Einstufung der Maghreb-Staaten steht. Aber ich zitiere weiter: „Nur wenn wir das Risikopotenzial von Anfang an verringern, werden wir auf Dauer auch das tatsächliche Risiko und damit die reale Bedrohung unserer Bevölkerung senken.“ Genau darum geht es, und wenn Sie von Wahrscheinlichkeitsrechnung und Statistik vielleicht ein wenig Ahnung hätten, dann wüssten Sie, dass eine höhere Personengruppe von Risikomenschen oder Personen und Gefährdern natürlich dazu führt,

(Abg. Dr. Bernhard Braun, BÜNDNIS 90/DIE GRÜNEN: AfD!)

dass es eine höhere Anzahl von tatsächlichen Straftaten gibt.
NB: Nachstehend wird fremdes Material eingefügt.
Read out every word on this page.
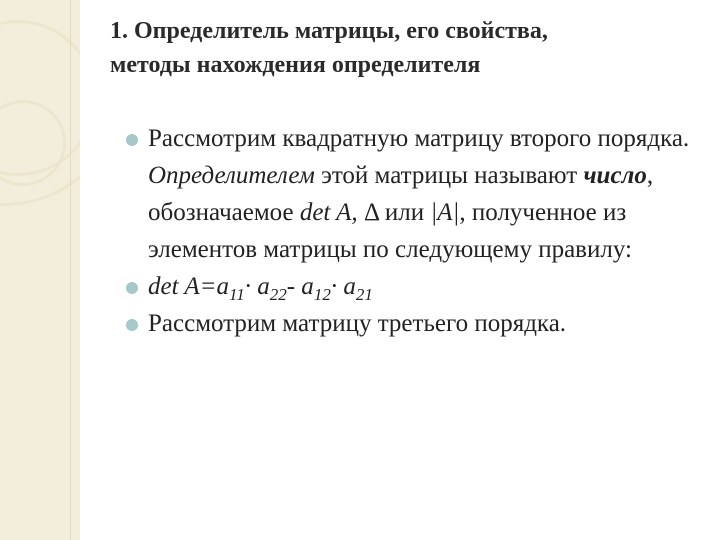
1. Определитель матрицы, его свойства,
методы нахождения определителя
Рассмотрим квадратную матрицу второго порядка. Определителем этой матрицы называют число, обозначаемое det A, Δ или |A|, полученное из элементов матрицы по следующему правилу:
$\det A=a_{11}\cdot a_{22}-$ $a_{12}\cdot a_{21}$
Рассмотрим матрицу третьего порядка.
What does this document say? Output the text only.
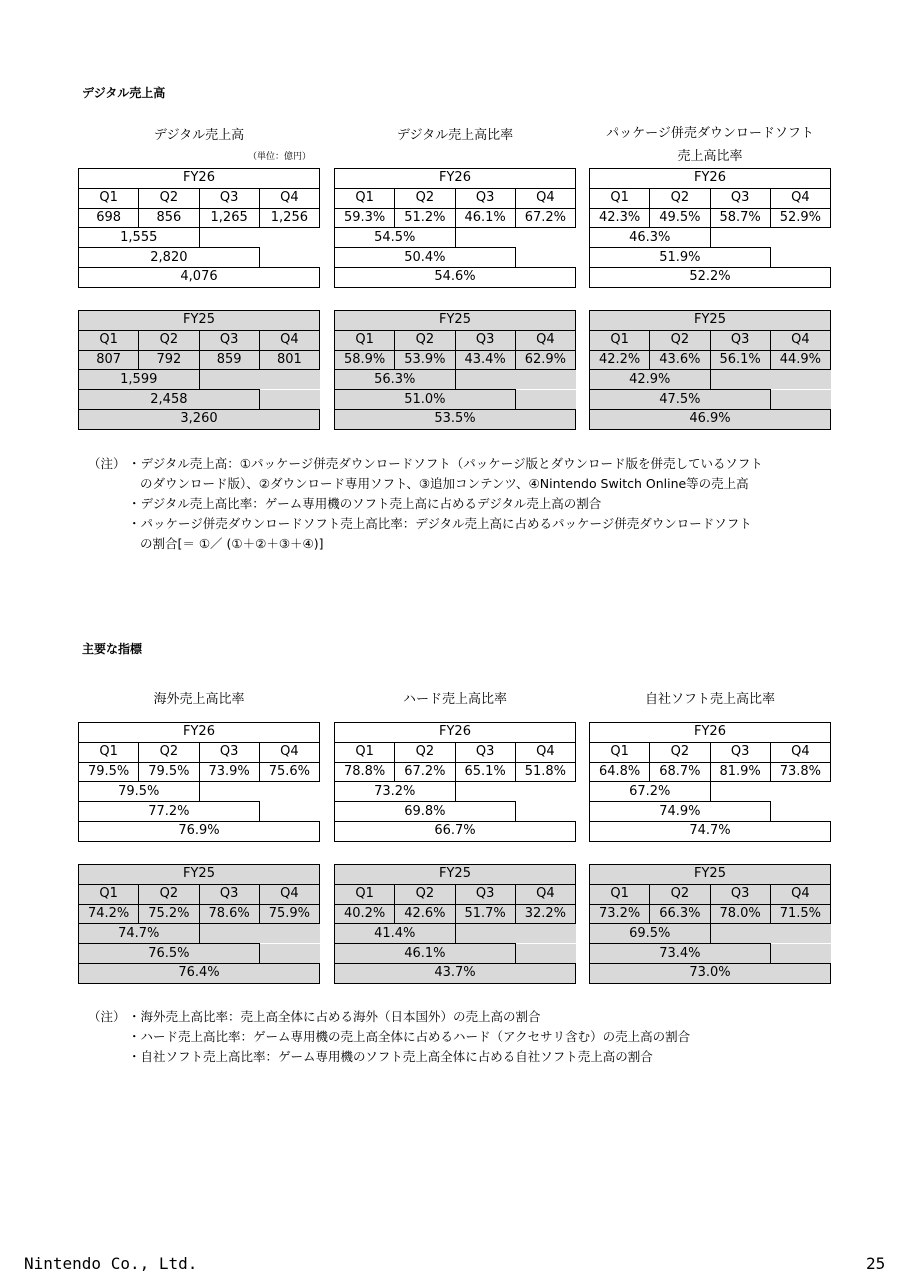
デジタル売上高
デジタル売上高
（単位：億円）
デジタル売上高比率	パッケージ併売ダウンロードソフト
売上高比率
FY26			
Q1	Q2	Q3	Q4
698	856	1,265	1,256
1,555			
2,820			
4,076			
FY26			
Q1	Q2	Q3	Q4
59.3%	51.2%	46.1%	67.2%
54.5%			
50.4%			
54.6%			
FY26			
Q1	Q2	Q3	Q4
42.3%	49.5%	58.7%	52.9%
46.3%			
51.9%			
52.2%			
FY25			
Q1	Q2	Q3	Q4
807	792	859	801
1,599			
2,458			
3,260			
FY25			
Q1	Q2	Q3	Q4
58.9%	53.9%	43.4%	62.9%
56.3%			
51.0%			
53.5%			
FY25			
Q1	Q2	Q3	Q4
42.2%	43.6%	56.1%	44.9%
42.9%			
47.5%			
46.9%			
FY26			
Q1	Q2	Q3	Q4
79.5%	79.5%	73.9%	75.6%
79.5%			
77.2%			
76.9%			
FY26			
Q1	Q2	Q3	Q4
78.8%	67.2%	65.1%	51.8%
73.2%			
69.8%			
66.7%			
FY26			
Q1	Q2	Q3	Q4
64.8%	68.7%	81.9%	73.8%
67.2%			
74.9%			
74.7%			
FY25			
Q1	Q2	Q3	Q4
74.2%	75.2%	78.6%	75.9%
74.7%			
76.5%			
76.4%			
FY25			
Q1	Q2	Q3	Q4
40.2%	42.6%	51.7%	32.2%
41.4%			
46.1%			
43.7%			
FY25			
Q1	Q2	Q3	Q4
73.2%	66.3%	78.0%	71.5%
69.5%			
73.4%			
73.0%			
（注） ・デジタル売上高：①パッケージ併売ダウンロードソフト（パッケージ版とダウンロード版を併売しているソフト
のダウンロード版）、②ダウンロード専用ソフト、③追加コンテンツ、④Nintendo Switch Online等の売上高
・デジタル売上高比率：ゲーム専用機のソフト売上高に占めるデジタル売上高の割合
・パッケージ併売ダウンロードソフト売上高比率：デジタル売上高に占めるパッケージ併売ダウンロードソフト
の割合[＝ ①／ (①＋②＋③＋④)]
主要な指標
海外売上高比率	ハード売上高比率	自社ソフト売上高比率
（注） ・海外売上高比率：売上高全体に占める海外（日本国外）の売上高の割合
・ハード売上高比率：ゲーム専用機の売上高全体に占めるハード（アクセサリ含む）の売上高の割合
・自社ソフト売上高比率：ゲーム専用機のソフト売上高全体に占める自社ソフト売上高の割合
Nintendo Co., Ltd.	25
Und darum ging es, und dieses Risiko müssen wir absenken. Das sind wir unserer Bevölkerung schuldig. Da hilft es gar nichts, wenn Sie sich hier hinstellen und versuchen, uns wieder in irgendeine Ecke zu schieben, wo wir nicht hingehören.

(Abg. Dr. Bernhard Braun, BÜNDNIS 90/DIE GRÜNEN: Wer ist denn Ihre Bevölkerung?)

Wir nehmen die Verantwortung für unsere Bevölkerung wahr. Sie tun das nicht.

Vielen Dank.

(Beifall der AfD)

Zur Erwiderung erteile ich Herrn Abgeordneten Köbler das Wort.

Herr Kollege, Sie haben ja recht. Je mehr Menschen, egal aus welchem Land auch immer, irgendwo sind, desto mehr werden sozusagen prozentual auch potenzielle Straftäter darunter sein. Das gilt nicht nur für die Maghreb-Staaten, das gilt übrigens auch für Deutsche. Das passt aber nicht mit Ihrer Lebenserhaltungsstrategie zusammen, Abtreibungen zu verbieten, weil das im Umkehrschluss bedeuten würde, wenn wir Kriminalität und Straftaten verhindern wollen, dann müssen wir dafür sorgen, dass es möglichst wenige Menschen gibt, weil das sozusagen – – –

(Heiterkeit und Zuruf des Abg. Dr. Jan Bollinger, AfD: Wo leben Sie denn?)